The number of blood tests and clinical visits during follow-up was 14 (range 5-15). Before the start of the combination, the HIV viral load was 3.44 log copies/ml, with a CD4 cell count of 347 cells/mm3. The viral load reached a level of less than 1000 copies/ml in 63.5 days.

Results

·         During the study period, 15 patients stopped taking the combination after a duration of 13.10 months (range 6.7-18.8).

·         Creatinine clearance decreased below 80 ml/min in 20 patients out of the 77 with normal renal function at the beginning of treatment.

·         The renal function of 15 patients with a creatinine clearance of less than 80 ml/min before treatment remained stable during follow-up and none stopped the combination.

·         No clinical acute pancreatitis was noted.

·         Overall, during follow-up, CD4 cell counts declined by three cells.

·         Thirty-seven patients (38.9%) with an initial CD4 cell count of 306 cells/mm3 lost at least 50 CD4 cells (median loss = 122 cells/mm3, range 80-210) with a delay of 274 days.

Discussion

According to Kaplan-Meier analysis, six variables were positively associated with a risk of CD4 cell loss of more than 50 cells/mm3:

·         a duration of HIV infection greater than 10 years;

·         a duration of treatment by didanosine greater than 853 days;

·         a baseline CD4 cell count less than 347 cells/mm3;

·         an HIV viral load greater than 3.44 log copies/ml;

·         didanosine dose by weight greater than 5.5 mg/kg; and

·         a creatinine clearance rate less than 80 ml/min.

Variables not associated with a loss of CD4 cells were sex, age, history of AIDS-defining events, co-treatment by boosted protease inhibitors, and CD4 cell nadir in HIV history.

After adjustment for baseline CD4 cell counts, variables remaining independently associated with a decrease of at least 50 CD4 cells in virologically controlled patients were a duration of treatment by didanosine of more than 853 days  and a didanosine dose of more than 5.50 mg/kg.

Conclusions

This study confirmed the loss of CD4 cells in virologically controlled patients treated with tenofovir/didanosine-containing HAART. According to the authors, “The results of CD4 cell dynamics showed that this loss occurs early in the combination history, and more quickly if the didanosine dose is high, the duration of didanosine treatment is long, and renal excretion of didanosine is impaired.”

The mechanism responsible for CD4 lymphopenia, say the authors, “might be an accumulation of didanosine metabolites of toxic nature in CD4 cells, perhaps as a result of the inhibition of the purine nucleoside phosphorylase, an enzyme that normally phosphorylases didanosine, leading to didanosine clearance.”

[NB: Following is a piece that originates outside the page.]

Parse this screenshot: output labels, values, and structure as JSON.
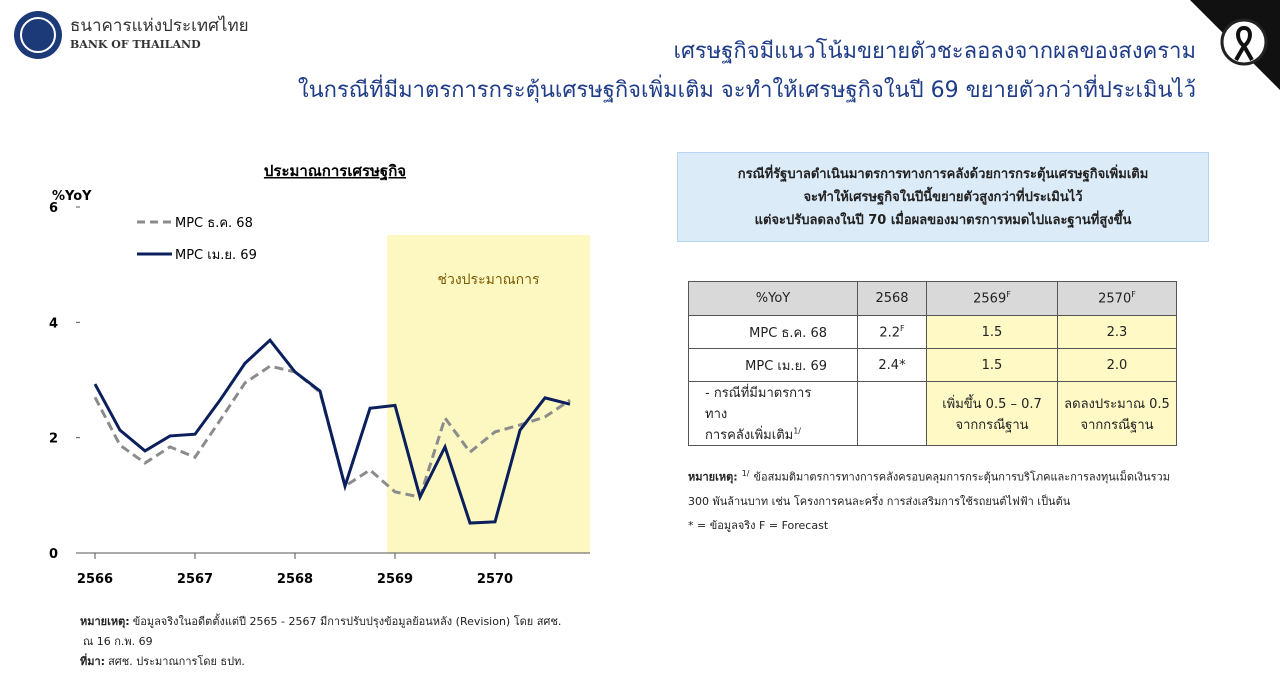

“The inhibition of such an enzyme by tenofovir and a lack of didanosine renal excretion might lead to didanosine cell accumulation and finally apoptosis.”

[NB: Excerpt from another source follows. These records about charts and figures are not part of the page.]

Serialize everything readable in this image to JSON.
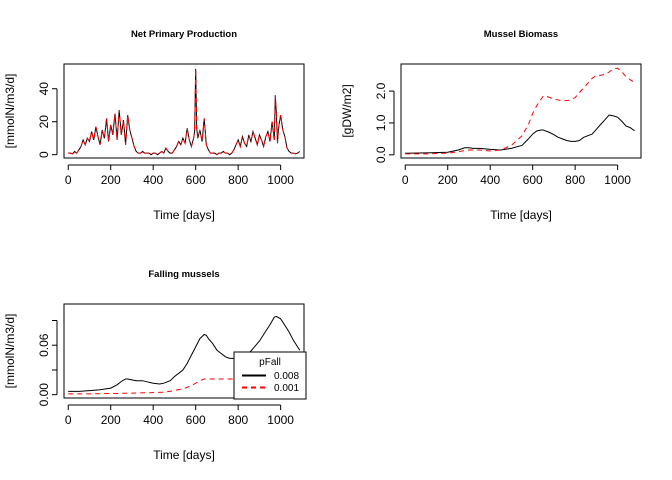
{
  "chart_data": [
    {
      "id": "npp",
      "type": "line",
      "title": "Net Primary Production",
      "xlabel": "Time [days]",
      "ylabel": "[mmolN/m3/d]",
      "xlim": [
        -20,
        1110
      ],
      "ylim": [
        -2,
        55
      ],
      "xticks": [
        0,
        200,
        400,
        600,
        800,
        1000
      ],
      "yticks": [
        0,
        20,
        40
      ],
      "ytick_labels": [
        "0",
        "20",
        "40"
      ],
      "series": [
        {
          "color": "#000000",
          "dash": "solid",
          "x": [
            0,
            10,
            20,
            30,
            40,
            50,
            60,
            70,
            80,
            90,
            100,
            110,
            120,
            130,
            140,
            150,
            160,
            170,
            180,
            190,
            200,
            210,
            220,
            230,
            240,
            250,
            260,
            270,
            280,
            290,
            300,
            310,
            320,
            330,
            340,
            350,
            360,
            370,
            380,
            390,
            400,
            410,
            420,
            430,
            440,
            450,
            460,
            470,
            480,
            490,
            500,
            510,
            520,
            530,
            540,
            550,
            560,
            570,
            580,
            590,
            595,
            600,
            605,
            610,
            620,
            630,
            640,
            650,
            660,
            670,
            680,
            690,
            700,
            710,
            720,
            730,
            740,
            750,
            760,
            770,
            780,
            790,
            800,
            810,
            820,
            830,
            840,
            850,
            860,
            870,
            880,
            890,
            900,
            910,
            920,
            930,
            940,
            950,
            960,
            970,
            975,
            980,
            985,
            990,
            1000,
            1010,
            1020,
            1030,
            1040,
            1050,
            1060,
            1070,
            1080,
            1090
          ],
          "y": [
            1,
            1,
            0.5,
            2,
            1,
            3,
            5,
            9,
            6,
            10,
            8,
            14,
            9,
            17,
            11,
            6,
            15,
            10,
            22,
            8,
            18,
            12,
            25,
            9,
            27,
            12,
            21,
            6,
            24,
            15,
            10,
            5,
            2,
            1,
            1,
            2,
            1,
            1,
            1,
            0,
            1,
            1,
            0,
            1,
            2,
            1,
            4,
            2,
            1,
            1,
            3,
            5,
            8,
            6,
            10,
            7,
            16,
            9,
            5,
            10,
            14,
            52,
            16,
            10,
            15,
            8,
            22,
            6,
            3,
            1,
            1,
            1,
            0,
            1,
            1,
            2,
            1,
            1,
            0,
            1,
            3,
            6,
            9,
            5,
            11,
            7,
            5,
            12,
            8,
            14,
            10,
            6,
            12,
            9,
            5,
            11,
            14,
            8,
            20,
            9,
            36,
            25,
            7,
            16,
            24,
            15,
            11,
            4,
            2,
            1,
            1,
            0.5,
            1,
            2
          ]
        },
        {
          "color": "#ff0000",
          "dash": "5,4",
          "x": [
            0,
            10,
            20,
            30,
            40,
            50,
            60,
            70,
            80,
            90,
            100,
            110,
            120,
            130,
            140,
            150,
            160,
            170,
            180,
            190,
            200,
            210,
            220,
            230,
            240,
            250,
            260,
            270,
            280,
            290,
            300,
            310,
            320,
            330,
            340,
            350,
            360,
            370,
            380,
            390,
            400,
            410,
            420,
            430,
            440,
            450,
            460,
            470,
            480,
            490,
            500,
            510,
            520,
            530,
            540,
            550,
            560,
            570,
            580,
            590,
            595,
            600,
            605,
            610,
            620,
            630,
            640,
            650,
            660,
            670,
            680,
            690,
            700,
            710,
            720,
            730,
            740,
            750,
            760,
            770,
            780,
            790,
            800,
            810,
            820,
            830,
            840,
            850,
            860,
            870,
            880,
            890,
            900,
            910,
            920,
            930,
            940,
            950,
            960,
            970,
            975,
            980,
            985,
            990,
            1000,
            1010,
            1020,
            1030,
            1040,
            1050,
            1060,
            1070,
            1080,
            1090
          ],
          "y": [
            1,
            1,
            0.5,
            2,
            1,
            3,
            5,
            9,
            6,
            10,
            8,
            14,
            9,
            17,
            11,
            6,
            15,
            10,
            22,
            8,
            18,
            12,
            25,
            9,
            27,
            12,
            21,
            6,
            24,
            15,
            10,
            5,
            2,
            1,
            1,
            2,
            1,
            1,
            1,
            0,
            1,
            1,
            0,
            1,
            2,
            1,
            4,
            2,
            1,
            1,
            3,
            5,
            8,
            6,
            10,
            7,
            16,
            9,
            5,
            10,
            14,
            52,
            16,
            10,
            15,
            8,
            22,
            6,
            3,
            1,
            1,
            1,
            0,
            1,
            1,
            2,
            1,
            1,
            0,
            1,
            3,
            6,
            9,
            5,
            11,
            7,
            5,
            12,
            8,
            14,
            10,
            6,
            12,
            9,
            5,
            11,
            14,
            8,
            20,
            9,
            36,
            25,
            7,
            16,
            24,
            15,
            11,
            4,
            2,
            1,
            1,
            0.5,
            1,
            2
          ]
        }
      ]
    },
    {
      "id": "biomass",
      "type": "line",
      "title": "Mussel Biomass",
      "xlabel": "Time [days]",
      "ylabel": "[gDW/m2]",
      "xlim": [
        -20,
        1110
      ],
      "ylim": [
        -0.1,
        2.85
      ],
      "xticks": [
        0,
        200,
        400,
        600,
        800,
        1000
      ],
      "yticks": [
        0.0,
        1.0,
        2.0
      ],
      "ytick_labels": [
        "0.0",
        "1.0",
        "2.0"
      ],
      "series": [
        {
          "color": "#000000",
          "dash": "solid",
          "x": [
            0,
            100,
            200,
            250,
            280,
            300,
            320,
            350,
            400,
            450,
            500,
            550,
            580,
            600,
            620,
            640,
            650,
            660,
            680,
            700,
            720,
            740,
            760,
            780,
            800,
            820,
            840,
            860,
            880,
            900,
            920,
            940,
            960,
            980,
            1000,
            1020,
            1040,
            1060,
            1080
          ],
          "y": [
            0.05,
            0.06,
            0.08,
            0.15,
            0.22,
            0.22,
            0.2,
            0.2,
            0.17,
            0.15,
            0.2,
            0.3,
            0.5,
            0.65,
            0.75,
            0.78,
            0.78,
            0.75,
            0.7,
            0.63,
            0.55,
            0.5,
            0.45,
            0.42,
            0.42,
            0.45,
            0.55,
            0.6,
            0.65,
            0.8,
            0.95,
            1.1,
            1.25,
            1.22,
            1.18,
            1.05,
            0.9,
            0.85,
            0.75
          ]
        },
        {
          "color": "#ff0000",
          "dash": "5,4",
          "x": [
            0,
            100,
            200,
            250,
            300,
            350,
            400,
            450,
            500,
            550,
            580,
            600,
            620,
            640,
            650,
            660,
            680,
            700,
            720,
            740,
            760,
            780,
            800,
            820,
            840,
            860,
            880,
            900,
            920,
            940,
            960,
            980,
            1000,
            1020,
            1040,
            1060,
            1080
          ],
          "y": [
            0.03,
            0.03,
            0.05,
            0.1,
            0.15,
            0.15,
            0.12,
            0.15,
            0.3,
            0.6,
            0.95,
            1.3,
            1.55,
            1.75,
            1.85,
            1.85,
            1.8,
            1.75,
            1.72,
            1.7,
            1.7,
            1.72,
            1.8,
            1.95,
            2.1,
            2.25,
            2.4,
            2.5,
            2.5,
            2.52,
            2.6,
            2.7,
            2.72,
            2.6,
            2.45,
            2.35,
            2.28
          ]
        }
      ]
    },
    {
      "id": "falling",
      "type": "line",
      "title": "Falling mussels",
      "xlabel": "Time [days]",
      "ylabel": "[mmolN/m3/d]",
      "xlim": [
        -20,
        1110
      ],
      "ylim": [
        -0.004,
        0.11
      ],
      "xticks": [
        0,
        200,
        400,
        600,
        800,
        1000
      ],
      "yticks": [
        0.0,
        0.03,
        0.06,
        0.09
      ],
      "ytick_labels": [
        "0.00",
        "",
        "0.06",
        ""
      ],
      "legend": {
        "title": "pFall",
        "position": "bottom-right",
        "entries": [
          "0.008",
          "0.001"
        ]
      },
      "series": [
        {
          "name": "0.008",
          "color": "#000000",
          "dash": "solid",
          "x": [
            0,
            50,
            100,
            150,
            200,
            230,
            250,
            270,
            280,
            300,
            320,
            350,
            380,
            400,
            430,
            450,
            480,
            500,
            520,
            540,
            560,
            580,
            600,
            620,
            640,
            650,
            660,
            680,
            700,
            720,
            740,
            760,
            780,
            800,
            850,
            900,
            950,
            970,
            980,
            1000,
            1020,
            1040,
            1060,
            1080,
            1090
          ],
          "y": [
            0.004,
            0.004,
            0.005,
            0.006,
            0.008,
            0.012,
            0.016,
            0.019,
            0.019,
            0.018,
            0.017,
            0.017,
            0.015,
            0.014,
            0.013,
            0.014,
            0.017,
            0.022,
            0.026,
            0.03,
            0.038,
            0.048,
            0.058,
            0.068,
            0.073,
            0.072,
            0.068,
            0.062,
            0.054,
            0.05,
            0.046,
            0.044,
            0.044,
            0.044,
            0.05,
            0.065,
            0.085,
            0.094,
            0.095,
            0.092,
            0.084,
            0.076,
            0.066,
            0.058,
            0.054
          ]
        },
        {
          "name": "0.001",
          "color": "#ff0000",
          "dash": "5,4",
          "x": [
            0,
            100,
            200,
            300,
            400,
            450,
            500,
            550,
            580,
            600,
            620,
            640,
            650,
            660,
            700,
            750,
            800,
            850
          ],
          "y": [
            0.001,
            0.001,
            0.0015,
            0.002,
            0.0025,
            0.003,
            0.005,
            0.008,
            0.011,
            0.014,
            0.017,
            0.019,
            0.019,
            0.019,
            0.019,
            0.019,
            0.019,
            0.019
          ]
        }
      ]
    }
  ]
}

In conclusion, the authors note, “Such a hypothesis warrants the close surveillance of CD4 cell counts and renal function, as well as a decrease in the didanosine dosage when co-administered with tenofovir; a policy that has been implemented in the United States, but not in Europe.”

Assistance Publique, Hôpitaux de Paris, Hôpital Saint-Antoine, Service de Maladies Infectieuses et Tropicales, INSERM, Unité de Recherche en Épidémiologie Systèmes d'Information et Modélisation, Université Pierre et Marie Curie, Faculté de Médecine Pierre et Marie Curie, and Gilead Sciences, Paris, France.

06/22/05

Reference
K Lacombe and others. Risk factors for CD4 lymphopenia in patients treated with a tenofovir/didanosine high dose-containing highly active antiretroviral therapy regimen (Research Letter). AIDS 19(10): 1107-1108. July 1, 2005.